Limitations of the study include the mix of situations that prompted men to participate and the fact that the study did not assess clinical endpoints such as recurrence and mortality. Patients with no visible lesions on MRI were excluded, which may explain the lower detection of low-risk cancers.

In an accompanying editorial, Lawrence H. Schwartz, MD, from the Department of Radiology, Columbia University College of Physicians and Surgeons and New York Presbyterian Hospital, in New York City, and Ethan Basch, MD, from the Lineberger Comprehensive Cancer Center, University of North Carolina, Chapel Hill, applaud targeted fusion biopsy. "Any test that can inform decision making and potentially spare patients harm is immediately appealing, even if the effect on clinical outcomes is unknown," they write. However, they caution against wide adoption until further investigations demonstrate clear "benefits on quality of life, life expectancy, or, ideally, both."

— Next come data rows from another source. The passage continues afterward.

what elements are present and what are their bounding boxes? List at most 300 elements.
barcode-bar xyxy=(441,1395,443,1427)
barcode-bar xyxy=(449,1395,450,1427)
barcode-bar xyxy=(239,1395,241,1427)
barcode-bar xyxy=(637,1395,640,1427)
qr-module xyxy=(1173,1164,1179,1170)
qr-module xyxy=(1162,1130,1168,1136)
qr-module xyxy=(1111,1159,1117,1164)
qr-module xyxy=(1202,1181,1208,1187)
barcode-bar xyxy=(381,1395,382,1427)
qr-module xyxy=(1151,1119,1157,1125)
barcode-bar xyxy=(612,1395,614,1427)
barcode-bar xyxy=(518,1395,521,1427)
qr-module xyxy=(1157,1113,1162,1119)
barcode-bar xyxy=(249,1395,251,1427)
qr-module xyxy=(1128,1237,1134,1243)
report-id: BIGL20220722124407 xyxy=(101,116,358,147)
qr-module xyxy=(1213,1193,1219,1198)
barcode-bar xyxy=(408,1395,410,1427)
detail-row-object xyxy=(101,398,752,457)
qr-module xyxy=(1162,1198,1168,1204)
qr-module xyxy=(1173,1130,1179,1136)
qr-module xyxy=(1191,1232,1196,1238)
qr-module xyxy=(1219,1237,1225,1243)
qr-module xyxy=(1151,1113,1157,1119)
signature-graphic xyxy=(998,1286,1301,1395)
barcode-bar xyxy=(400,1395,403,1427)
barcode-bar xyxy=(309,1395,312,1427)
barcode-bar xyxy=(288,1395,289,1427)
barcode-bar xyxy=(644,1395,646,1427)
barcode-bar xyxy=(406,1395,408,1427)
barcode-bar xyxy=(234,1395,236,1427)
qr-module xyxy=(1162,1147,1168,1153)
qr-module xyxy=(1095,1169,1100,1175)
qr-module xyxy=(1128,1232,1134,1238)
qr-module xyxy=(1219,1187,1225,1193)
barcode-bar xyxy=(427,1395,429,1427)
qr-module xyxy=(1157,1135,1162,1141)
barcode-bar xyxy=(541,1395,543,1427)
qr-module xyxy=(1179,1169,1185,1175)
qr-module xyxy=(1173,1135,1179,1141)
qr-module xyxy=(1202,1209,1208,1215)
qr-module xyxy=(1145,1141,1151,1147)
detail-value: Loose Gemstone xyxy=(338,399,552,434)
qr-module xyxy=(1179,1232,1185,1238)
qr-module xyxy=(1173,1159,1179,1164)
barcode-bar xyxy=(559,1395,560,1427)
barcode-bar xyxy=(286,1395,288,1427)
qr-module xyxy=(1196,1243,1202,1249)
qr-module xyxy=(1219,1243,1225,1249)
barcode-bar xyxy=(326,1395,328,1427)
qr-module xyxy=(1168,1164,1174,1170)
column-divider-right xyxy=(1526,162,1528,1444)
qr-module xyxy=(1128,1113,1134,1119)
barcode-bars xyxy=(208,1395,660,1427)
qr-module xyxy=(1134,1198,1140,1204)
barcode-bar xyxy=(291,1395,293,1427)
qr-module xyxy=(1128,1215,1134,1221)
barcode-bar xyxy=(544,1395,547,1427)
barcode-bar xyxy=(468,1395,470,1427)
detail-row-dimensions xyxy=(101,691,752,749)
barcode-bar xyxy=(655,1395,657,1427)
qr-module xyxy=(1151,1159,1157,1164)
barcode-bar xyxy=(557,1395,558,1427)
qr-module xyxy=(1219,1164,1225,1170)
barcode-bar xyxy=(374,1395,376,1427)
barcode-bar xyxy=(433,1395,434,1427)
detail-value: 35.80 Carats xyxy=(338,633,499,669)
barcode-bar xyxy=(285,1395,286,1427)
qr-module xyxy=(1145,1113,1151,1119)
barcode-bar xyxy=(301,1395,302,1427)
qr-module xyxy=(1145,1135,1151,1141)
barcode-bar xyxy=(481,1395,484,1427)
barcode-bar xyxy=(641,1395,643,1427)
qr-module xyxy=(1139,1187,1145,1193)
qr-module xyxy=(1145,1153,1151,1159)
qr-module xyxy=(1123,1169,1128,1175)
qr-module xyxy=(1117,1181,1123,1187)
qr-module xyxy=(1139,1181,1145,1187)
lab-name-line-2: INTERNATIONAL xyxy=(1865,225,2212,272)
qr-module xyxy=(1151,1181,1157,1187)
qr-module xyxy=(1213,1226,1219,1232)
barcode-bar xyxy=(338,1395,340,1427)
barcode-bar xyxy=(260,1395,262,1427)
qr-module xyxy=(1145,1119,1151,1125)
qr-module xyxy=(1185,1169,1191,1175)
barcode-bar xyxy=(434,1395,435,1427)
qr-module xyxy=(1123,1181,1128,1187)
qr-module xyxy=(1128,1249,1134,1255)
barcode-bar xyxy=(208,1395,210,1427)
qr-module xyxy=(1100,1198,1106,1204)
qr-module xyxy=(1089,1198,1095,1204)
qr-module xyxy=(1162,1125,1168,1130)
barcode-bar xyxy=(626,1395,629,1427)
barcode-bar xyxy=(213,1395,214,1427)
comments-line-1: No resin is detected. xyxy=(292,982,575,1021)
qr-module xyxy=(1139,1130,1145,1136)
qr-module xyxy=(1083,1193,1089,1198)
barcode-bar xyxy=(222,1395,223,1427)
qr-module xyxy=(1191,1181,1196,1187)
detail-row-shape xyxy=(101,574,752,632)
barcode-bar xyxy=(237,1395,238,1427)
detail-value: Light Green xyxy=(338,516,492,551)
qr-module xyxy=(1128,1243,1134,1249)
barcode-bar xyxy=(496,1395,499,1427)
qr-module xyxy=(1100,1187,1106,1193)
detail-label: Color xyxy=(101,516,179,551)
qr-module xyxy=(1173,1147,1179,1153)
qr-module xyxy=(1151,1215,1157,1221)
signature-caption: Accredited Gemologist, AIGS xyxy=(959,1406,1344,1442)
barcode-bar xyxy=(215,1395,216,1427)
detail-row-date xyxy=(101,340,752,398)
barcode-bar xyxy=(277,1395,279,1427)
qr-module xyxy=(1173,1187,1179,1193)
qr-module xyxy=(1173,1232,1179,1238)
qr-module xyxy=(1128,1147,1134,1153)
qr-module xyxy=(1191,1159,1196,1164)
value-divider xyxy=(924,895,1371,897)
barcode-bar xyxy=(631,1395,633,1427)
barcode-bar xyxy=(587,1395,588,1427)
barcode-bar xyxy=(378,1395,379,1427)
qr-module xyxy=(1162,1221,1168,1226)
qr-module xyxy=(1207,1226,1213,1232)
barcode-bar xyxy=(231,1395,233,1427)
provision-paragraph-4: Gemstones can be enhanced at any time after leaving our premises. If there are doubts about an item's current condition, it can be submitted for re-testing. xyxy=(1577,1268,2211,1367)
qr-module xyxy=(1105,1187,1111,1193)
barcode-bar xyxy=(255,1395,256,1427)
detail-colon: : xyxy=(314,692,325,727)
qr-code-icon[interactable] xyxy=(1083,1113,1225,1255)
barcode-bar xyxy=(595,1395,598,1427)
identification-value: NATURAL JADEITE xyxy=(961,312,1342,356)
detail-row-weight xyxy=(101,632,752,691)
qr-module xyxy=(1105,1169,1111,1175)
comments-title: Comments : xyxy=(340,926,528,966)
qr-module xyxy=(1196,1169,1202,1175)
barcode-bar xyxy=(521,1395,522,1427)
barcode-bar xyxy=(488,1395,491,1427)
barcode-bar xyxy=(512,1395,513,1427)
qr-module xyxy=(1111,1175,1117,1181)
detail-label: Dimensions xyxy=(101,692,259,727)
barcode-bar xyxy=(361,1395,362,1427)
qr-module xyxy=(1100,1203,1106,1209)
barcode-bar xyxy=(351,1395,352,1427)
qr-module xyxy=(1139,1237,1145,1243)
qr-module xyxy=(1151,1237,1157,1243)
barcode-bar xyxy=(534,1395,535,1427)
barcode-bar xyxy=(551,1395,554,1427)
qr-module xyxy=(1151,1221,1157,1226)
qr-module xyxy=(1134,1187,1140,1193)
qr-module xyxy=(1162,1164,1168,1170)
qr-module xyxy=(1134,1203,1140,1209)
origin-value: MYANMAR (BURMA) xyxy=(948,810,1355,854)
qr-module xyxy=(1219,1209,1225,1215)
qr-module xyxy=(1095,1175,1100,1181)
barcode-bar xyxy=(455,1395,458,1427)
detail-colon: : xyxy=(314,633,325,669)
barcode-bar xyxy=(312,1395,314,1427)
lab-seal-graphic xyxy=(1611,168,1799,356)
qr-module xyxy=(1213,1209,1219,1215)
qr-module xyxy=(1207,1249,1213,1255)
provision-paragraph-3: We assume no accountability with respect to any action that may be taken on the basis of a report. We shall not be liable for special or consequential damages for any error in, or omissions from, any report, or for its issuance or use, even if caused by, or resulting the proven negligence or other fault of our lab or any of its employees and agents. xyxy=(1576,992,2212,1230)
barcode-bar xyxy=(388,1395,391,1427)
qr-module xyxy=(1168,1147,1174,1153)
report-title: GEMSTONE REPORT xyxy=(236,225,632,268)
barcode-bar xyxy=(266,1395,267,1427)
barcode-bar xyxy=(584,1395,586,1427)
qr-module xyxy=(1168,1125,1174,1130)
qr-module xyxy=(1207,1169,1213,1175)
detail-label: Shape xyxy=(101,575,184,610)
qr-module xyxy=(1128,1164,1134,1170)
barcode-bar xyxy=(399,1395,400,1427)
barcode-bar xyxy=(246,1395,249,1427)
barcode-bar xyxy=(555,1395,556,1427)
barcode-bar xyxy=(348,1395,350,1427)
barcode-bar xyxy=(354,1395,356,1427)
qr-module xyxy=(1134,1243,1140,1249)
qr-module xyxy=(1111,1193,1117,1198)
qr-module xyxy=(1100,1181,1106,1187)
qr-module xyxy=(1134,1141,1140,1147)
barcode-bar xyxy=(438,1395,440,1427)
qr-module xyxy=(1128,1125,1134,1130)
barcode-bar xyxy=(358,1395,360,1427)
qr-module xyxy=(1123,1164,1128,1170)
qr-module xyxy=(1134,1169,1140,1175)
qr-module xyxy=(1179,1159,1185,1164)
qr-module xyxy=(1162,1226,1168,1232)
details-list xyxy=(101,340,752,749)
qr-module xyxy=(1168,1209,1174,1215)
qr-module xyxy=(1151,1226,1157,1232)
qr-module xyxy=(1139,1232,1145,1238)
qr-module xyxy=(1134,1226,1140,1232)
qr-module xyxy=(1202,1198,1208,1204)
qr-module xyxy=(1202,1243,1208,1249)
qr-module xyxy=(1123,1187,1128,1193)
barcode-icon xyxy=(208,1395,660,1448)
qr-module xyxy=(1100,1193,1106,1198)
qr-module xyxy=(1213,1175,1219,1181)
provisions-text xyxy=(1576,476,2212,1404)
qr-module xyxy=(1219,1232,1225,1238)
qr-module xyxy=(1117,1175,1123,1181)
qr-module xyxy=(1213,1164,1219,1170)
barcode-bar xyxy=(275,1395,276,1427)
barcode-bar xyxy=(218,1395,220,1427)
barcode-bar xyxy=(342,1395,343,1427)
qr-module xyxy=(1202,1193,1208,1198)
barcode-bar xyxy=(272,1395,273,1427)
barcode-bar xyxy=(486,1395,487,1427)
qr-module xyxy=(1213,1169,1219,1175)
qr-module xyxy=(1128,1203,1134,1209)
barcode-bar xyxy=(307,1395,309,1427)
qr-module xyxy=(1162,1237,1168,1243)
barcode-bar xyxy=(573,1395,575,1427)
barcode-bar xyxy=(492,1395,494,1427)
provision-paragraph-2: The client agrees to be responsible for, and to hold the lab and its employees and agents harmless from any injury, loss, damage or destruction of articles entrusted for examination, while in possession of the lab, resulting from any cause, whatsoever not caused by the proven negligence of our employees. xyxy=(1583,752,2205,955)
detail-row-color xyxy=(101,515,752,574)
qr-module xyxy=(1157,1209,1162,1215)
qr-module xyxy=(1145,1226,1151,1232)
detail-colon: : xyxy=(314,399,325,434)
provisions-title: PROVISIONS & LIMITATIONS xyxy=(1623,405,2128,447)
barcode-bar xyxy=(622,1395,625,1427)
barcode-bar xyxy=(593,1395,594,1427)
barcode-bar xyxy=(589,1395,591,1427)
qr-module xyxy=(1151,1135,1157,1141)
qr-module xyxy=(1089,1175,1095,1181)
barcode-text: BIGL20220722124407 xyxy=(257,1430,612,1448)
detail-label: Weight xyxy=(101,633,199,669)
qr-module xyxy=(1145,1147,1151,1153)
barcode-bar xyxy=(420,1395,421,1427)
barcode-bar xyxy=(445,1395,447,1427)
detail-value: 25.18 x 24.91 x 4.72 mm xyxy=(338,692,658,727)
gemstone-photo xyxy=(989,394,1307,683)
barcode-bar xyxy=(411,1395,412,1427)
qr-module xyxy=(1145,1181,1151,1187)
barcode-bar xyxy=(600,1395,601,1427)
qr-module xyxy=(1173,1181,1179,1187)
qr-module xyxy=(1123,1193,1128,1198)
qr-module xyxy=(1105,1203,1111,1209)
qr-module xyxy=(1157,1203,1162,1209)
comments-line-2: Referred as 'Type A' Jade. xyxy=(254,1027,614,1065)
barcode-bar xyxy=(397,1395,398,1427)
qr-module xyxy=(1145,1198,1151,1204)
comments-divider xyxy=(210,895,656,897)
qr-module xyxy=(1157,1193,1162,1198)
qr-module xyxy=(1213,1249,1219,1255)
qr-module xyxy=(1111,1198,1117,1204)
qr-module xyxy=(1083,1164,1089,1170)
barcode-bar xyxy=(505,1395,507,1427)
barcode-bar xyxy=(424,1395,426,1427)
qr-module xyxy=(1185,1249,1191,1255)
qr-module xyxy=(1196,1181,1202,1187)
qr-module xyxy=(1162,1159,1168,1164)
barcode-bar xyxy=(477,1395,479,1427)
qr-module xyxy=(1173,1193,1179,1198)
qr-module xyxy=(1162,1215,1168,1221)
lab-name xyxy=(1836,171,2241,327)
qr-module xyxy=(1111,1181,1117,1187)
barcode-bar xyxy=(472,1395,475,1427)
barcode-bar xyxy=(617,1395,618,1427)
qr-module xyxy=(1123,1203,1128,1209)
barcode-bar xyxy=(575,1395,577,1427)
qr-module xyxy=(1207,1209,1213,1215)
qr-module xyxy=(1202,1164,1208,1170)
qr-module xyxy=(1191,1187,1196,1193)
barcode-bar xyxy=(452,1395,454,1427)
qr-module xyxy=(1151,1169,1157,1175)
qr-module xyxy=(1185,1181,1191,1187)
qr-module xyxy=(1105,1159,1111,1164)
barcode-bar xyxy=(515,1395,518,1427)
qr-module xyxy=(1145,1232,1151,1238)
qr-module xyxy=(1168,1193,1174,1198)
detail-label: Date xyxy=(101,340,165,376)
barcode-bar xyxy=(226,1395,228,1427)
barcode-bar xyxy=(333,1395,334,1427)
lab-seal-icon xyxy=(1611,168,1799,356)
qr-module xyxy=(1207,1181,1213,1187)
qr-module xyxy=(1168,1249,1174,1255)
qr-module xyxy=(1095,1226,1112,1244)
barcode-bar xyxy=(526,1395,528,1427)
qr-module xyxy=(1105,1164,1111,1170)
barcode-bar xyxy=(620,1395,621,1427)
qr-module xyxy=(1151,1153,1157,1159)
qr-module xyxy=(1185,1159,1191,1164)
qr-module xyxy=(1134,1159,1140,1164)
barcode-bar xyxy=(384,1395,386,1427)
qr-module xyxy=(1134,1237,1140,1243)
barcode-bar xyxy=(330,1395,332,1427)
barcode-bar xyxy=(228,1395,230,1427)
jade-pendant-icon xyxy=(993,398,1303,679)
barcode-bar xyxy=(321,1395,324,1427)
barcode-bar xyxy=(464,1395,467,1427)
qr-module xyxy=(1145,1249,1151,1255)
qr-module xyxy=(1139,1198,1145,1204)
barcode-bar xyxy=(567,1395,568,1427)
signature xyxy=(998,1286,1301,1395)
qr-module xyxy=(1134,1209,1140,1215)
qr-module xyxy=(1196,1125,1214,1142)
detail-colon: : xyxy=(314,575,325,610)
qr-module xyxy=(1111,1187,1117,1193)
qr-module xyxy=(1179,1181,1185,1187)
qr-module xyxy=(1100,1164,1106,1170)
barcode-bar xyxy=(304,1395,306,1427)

The role of MRI in prostate biopsy is evolving. "We're still trying to work out how and where to incorporate MRI. MRI has improved so much in recent years that it stands a chance of replacing biopsies in some cases," commented Dr Zietman.

Study coauthors Dr Choyke and Dr Pinto hold a patent related to the MR/ultrasound fusion biopsy platform, and Dr Wood holds several patents related to imaging and prostate biopsy. Commentator Dr Schwartz received an honorarium from Pfizer and has consulted for Celgene, Novartis, Icon, and BioImaging. The other authors and commentators have reported no relevant financial relationships.